De son côté, Didier Migaud a souligné mardi que la corruption d'élus ou de magistrats "est un vrai sujet qu'il ne faut pas sous-estimer". L'Agence française anticorruption "parle justement d'une corruption de faible intensité qui peut avoir tendance à se développer", a argué le ministre de la Justice, qui appelle à la "vigilance". "La corruption s'est mise en place en France bien avant les récents règlements de comptes", observe Clotilde Champeyrache. Moins visible, elle n'est pas du niveau du Mexique, où elle touche les forces de l'ordre et les services de l'Etat. Mais il est vrai qu'on n'identifie pas suffisamment les agents corrompus, des dockers par exemple", pointe l'économiste.

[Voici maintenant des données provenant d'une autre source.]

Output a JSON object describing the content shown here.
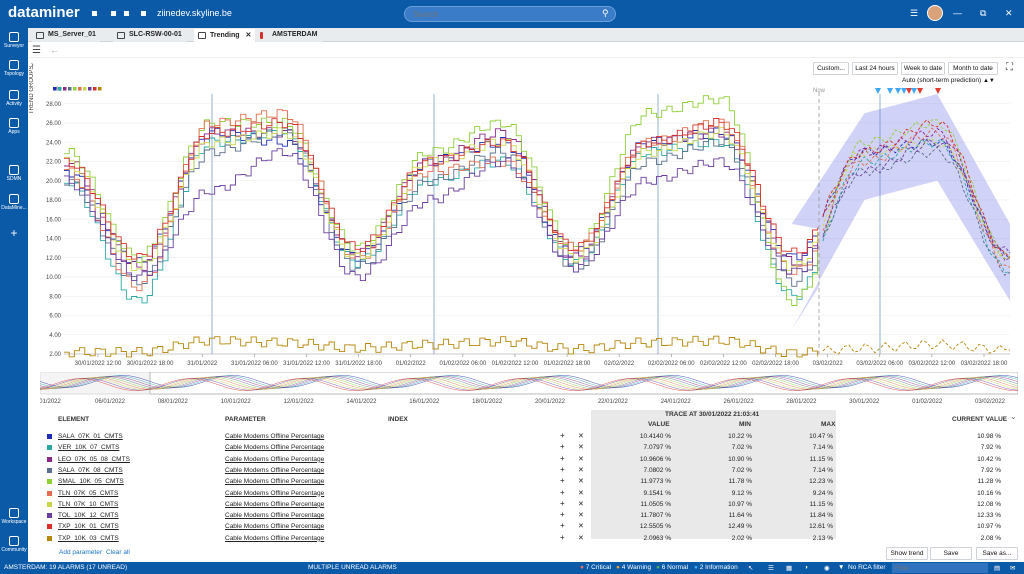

Car les ports constituent des points de passage de drogue depuis longtemps. Marseille n'a été pas choisie au hasard par les ministres pour faire leurs annonces. En 2023, 47 personnes y sont mortes lors d'homicides en lien avec le narcotrafic, selon le procureur de la ville. La cité phocéenne "a une histoire singulière en matière de trafics", rappelle l'historien Alexandre Marchant. Avec, d'abord, le trafic d'héroïne, de l'après-guerre au milieu des années 1970. Puis, aujourd'hui, celui de la cocaïne, une drogue qui n'a "jamais été autant produite, accessible géographiquement et financièrement", selon Clotilde Champeyrache.

La période de confinement pendant la pandémie de Covid-19 a joué comme un accélérateur dans les villes moyennes. "Les dealers se sont adaptés, ils vendent en ligne, avec une stratégie marketing sur les réseaux sociaux, et livrent à domicile. Aucun territoire n'est à l'abri", estime Clotilde Champeyrache. L'économiste décrit une mécanique qui s'installe, lorsque le contrôle des territoires pour vendre de la drogue devient un enjeu, puis "relance la conflictualité", ce qui engendre de la violence.

"Des jeunes utilisent des armes sans maîtriser leur fonctionnement ni penser aux conséquences."

Clotilde Champeyrache, autrice de "Géopolitique des mafias"

à franceinfo

Et lorsque les règlements de comptes font des victimes collatérales, le retentissement dans l'opinion publique est fort. Clotilde Champeyrache le souligne : "Au Mexique, on tombe sous les balles pour un rien, tout le monde est devenu une cible potentielle. En France, c'est encore une ligne rouge, qui pousse les politiques à s'emparer du sujet et à vouloir apporter une réponse."